Dari sistem ideograf atau logograf itu kemudian diturunkan bermacam-macam lambang yang mewakili suku kata saja. Contoh yang dapat dikemukakan adalah huruf-huruf Jepang, Dewa Negari, Arab dan lain-lain. Untuk menunjukkan vokal dalam huruf-huruf Arab dan Dewa Negari diberi tanda-tanda baru.perkembangan yang paling akhir sebagai penyempurnaan dari sistem perlambangan atas suku kata (silabis), adalah setiap bunyi dilambangkan dengan satu tanda. Sistem ini disebut fonemis , misalnya aksara Latin, Yunani, Jerman, dan sebagainya.

Dengan bermacam-macam cara itulah orang dapat melukiskan bahasa dalam bentuk lambang-lambang. Segala macam cara itu pada umumnya disebut huruf.

Di antara sekian macam sistem itu, huruf yang didasarkan atas satu lambang untuk satu bunyi adalah sistem yang paling baik. Dan untuk selanjutnya pengertian huruf yang akan dipakai adalah pengertian terakhir.

Jadi sejauh ini sekurang-kurangnya umat manusia telah mengenal 4 macam sistem tulisan.

a. Tulisan piktograf: urutan beberapa gambar untuk melukiskan suatu peristiwa, misalnya pada orang Indian Mexico.

b. Ideograf atau logograf: suatu tanda atau lambang mewakili sepatah kata atau pengertian, misalnya huruf Cina.

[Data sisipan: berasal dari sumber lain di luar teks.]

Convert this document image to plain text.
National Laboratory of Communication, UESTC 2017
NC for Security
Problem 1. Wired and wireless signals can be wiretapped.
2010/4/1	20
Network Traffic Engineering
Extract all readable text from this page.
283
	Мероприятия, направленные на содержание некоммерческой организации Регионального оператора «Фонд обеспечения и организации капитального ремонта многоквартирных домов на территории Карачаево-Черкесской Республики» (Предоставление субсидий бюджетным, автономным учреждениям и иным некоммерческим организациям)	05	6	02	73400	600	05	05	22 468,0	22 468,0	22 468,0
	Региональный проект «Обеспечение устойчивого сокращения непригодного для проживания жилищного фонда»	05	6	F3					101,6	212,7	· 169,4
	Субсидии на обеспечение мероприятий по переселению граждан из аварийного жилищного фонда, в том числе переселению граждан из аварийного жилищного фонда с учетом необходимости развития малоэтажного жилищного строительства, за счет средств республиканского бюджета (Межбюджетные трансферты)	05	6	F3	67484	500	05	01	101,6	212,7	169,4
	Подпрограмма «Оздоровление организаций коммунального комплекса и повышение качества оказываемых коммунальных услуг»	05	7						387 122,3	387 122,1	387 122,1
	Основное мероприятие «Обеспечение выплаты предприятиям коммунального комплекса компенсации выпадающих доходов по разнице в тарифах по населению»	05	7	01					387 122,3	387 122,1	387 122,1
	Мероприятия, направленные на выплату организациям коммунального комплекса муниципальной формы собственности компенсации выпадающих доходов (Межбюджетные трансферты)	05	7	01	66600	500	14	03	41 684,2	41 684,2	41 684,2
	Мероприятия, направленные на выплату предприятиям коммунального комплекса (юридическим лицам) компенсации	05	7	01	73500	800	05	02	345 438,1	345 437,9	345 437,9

c. Tulisan silabis: suatu tanda untuk menggambarkan suatu suku kata, misalnya tulisan Jepang, Dewa Negari, dan lain-lain.

d. Tulisan fonemis: satu tanda untuk melambangkan satu bunyi, misalnya huruf Latin, Yunani, Jerman dan lain-lain.

Batasan: Huruf adalah lambang atau gambaran dari bunyi .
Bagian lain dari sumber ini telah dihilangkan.